WASHINGTON -- Three days after the president-elect announced in a radio address that he had directed his "economic team" to devise a plan "that will mean 2.5 million more jobs by January of 2011," he told a news conference that he favored measures "that will help save or create 2.5 million jobs." To the extent that his ambition is clear, it is notably modest.
It is, however, unclear. How will anyone calculate the number of jobs "saved"? In what sense saved? Saved from what? Saved by what? By government action, such as agriculture subsidies or other corporate welfare? What about jobs lost because of those irrational uses of finite economic resources? Should jobs "saved" by, say, protectionist policies that interfere with free trade be balanced against jobs lost when export markets are lost to retaliatory protectionism?
In recent years, in normal conditions, the economy has "lost" tens of millions of jobs through capitalism's "creative destruction" (Joseph Schumpeter's phrase). It also has created a few million more than that, which is why the destruction is creative. Investor's Business Daily reports:
"Since Eisenhower's first term, the economy has created an average of 1.5 million new jobs each year. Since Reagan's first term, the average has been about 2.5 million a year. And Reagan, who inherited an economy as bad if not worse than the current one, saw 6.3 million new jobs created four years after he entered the White House."
Because the economy's job-creation is not quite as predictable as a solar eclipse, Obama, by promising 2.5 million jobs by 2011, is a bit more audacious than was Mark Twain's Connecticut Yankee, who astonished King Arthur's court by commanding an eclipse that he knew was due. Still, because scores of millions of today's jobs will exist two years from now, who will be able to dispute a presidential claim that administration policies "saved" some portion of them?
If you must forecast tomorrow's weather, you will be tolerably accurate more often than not if you say it will be sort of like today's. In normal times, the rule for forecasting next year's economy is similar. The problem is that economic forecasts matter most in abnormal times, such as these. The question is: How abnormal are these times?
A snapshot of a moving target is of limited use, but: Sales the day after Thanksgiving were 3 percent higher than last year. Over the weekend, 172 million people, shopping in stores and online, spent an average of $372.57, a 7.2 percent increase over a year ago, when 147 million shoppers spent $347.55 per person. Is this evidence that the recent deleveraging of indebted households has breathed fresh life into personal consumption, which normally is 70 percent of economic activity? Is it evidence of underestimated strength of an economy in which more than 93 percent of those who want to work are employed, and more than 93 percent of mortgages are being paid on time? Is it evidence that Washington's jaw-dropping interventions with hundreds of billions of dollars are having their intended psychotherapeutic effects? How much is it evidence of the decline of the price of a gallon of regular gasoline from $4.10 in July to $1.81 today? Over a year, every 1 cent decline is a $1.5 billion saving to consumers.

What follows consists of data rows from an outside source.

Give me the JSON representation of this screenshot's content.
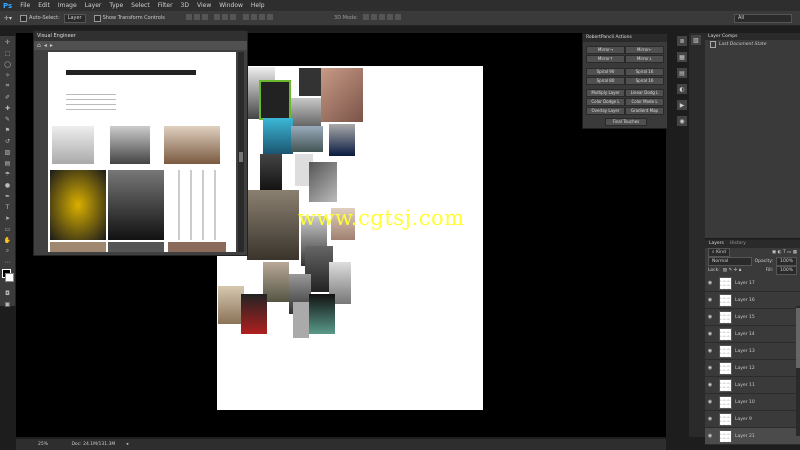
{
  "app": {
    "logo": "Ps"
  },
  "menu": [
    "File",
    "Edit",
    "Image",
    "Layer",
    "Type",
    "Select",
    "Filter",
    "3D",
    "View",
    "Window",
    "Help"
  ],
  "options_bar": {
    "auto_select_label": "Auto-Select:",
    "auto_select_value": "Layer",
    "transform_label": "Show Transform Controls",
    "mode_label": "3D Mode:",
    "workspace": "All"
  },
  "visual_engineer": {
    "title": "Visual Engineer"
  },
  "actions": {
    "title": "RobertPancli Actions",
    "buttons": [
      "Mirror→",
      "Mirror←",
      "Mirror↑",
      "Mirror↓",
      "Spiral 90",
      "Spiral 16",
      "Spiral 80",
      "Spiral 16",
      "Multiply Layer",
      "Linear Dodg L",
      "Color Dodge L",
      "Color Mode L",
      "Overlay Layer",
      "Gradient Map",
      "Final Touches"
    ]
  },
  "layer_comps": {
    "title": "Layer Comps",
    "item": "Last Document State"
  },
  "layers": {
    "tabs": [
      "Layers",
      "History"
    ],
    "filter": "Kind",
    "blend": "Normal",
    "opacity_label": "Opacity:",
    "opacity": "100%",
    "lock_label": "Lock:",
    "fill_label": "Fill:",
    "fill": "100%",
    "items": [
      "Layer 17",
      "Layer 16",
      "Layer 15",
      "Layer 14",
      "Layer 13",
      "Layer 12",
      "Layer 11",
      "Layer 10",
      "Layer 9",
      "Layer 21"
    ]
  },
  "status": {
    "zoom": "25%",
    "doc": "Doc: 24.1M/131.3M"
  },
  "watermark": "www.cgtsj.com"
}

Whatever else historians will say about Washington's response to today's crisis, they are not apt to say the government did too little. It certainly has not suffered the fate of Buridan's ass, the animal in a philosophic puzzle who, placed equidistant from two piles of hay, starved to death from indecision. Some Washingtonians can remember when the federal government first had a budget of $100 billion (1962); this year's decisiveness might contribute to a deficit next year of $1 trillion.
In his wise book "Capitalism, Democracy & Ralph's Pretty Good Grocery," John Mueller, an Ohio State political scientist, notes that John Maynard Keynes' central theme, according to his biographer Robert Skidelsky, was that "the state is wise and the market is stupid." Mueller continues: "Working from that sort of perspective, India's top economists for a generation supported policies of regulation and central control that failed abysmally -- leading one of them to lament recently, 'India's misfortune was to have brilliant economists.'"
Many of them were educated in Britain, by Keynes' followers. In America today, everyone agrees that the president-elect's economic team is composed of brilliant economists.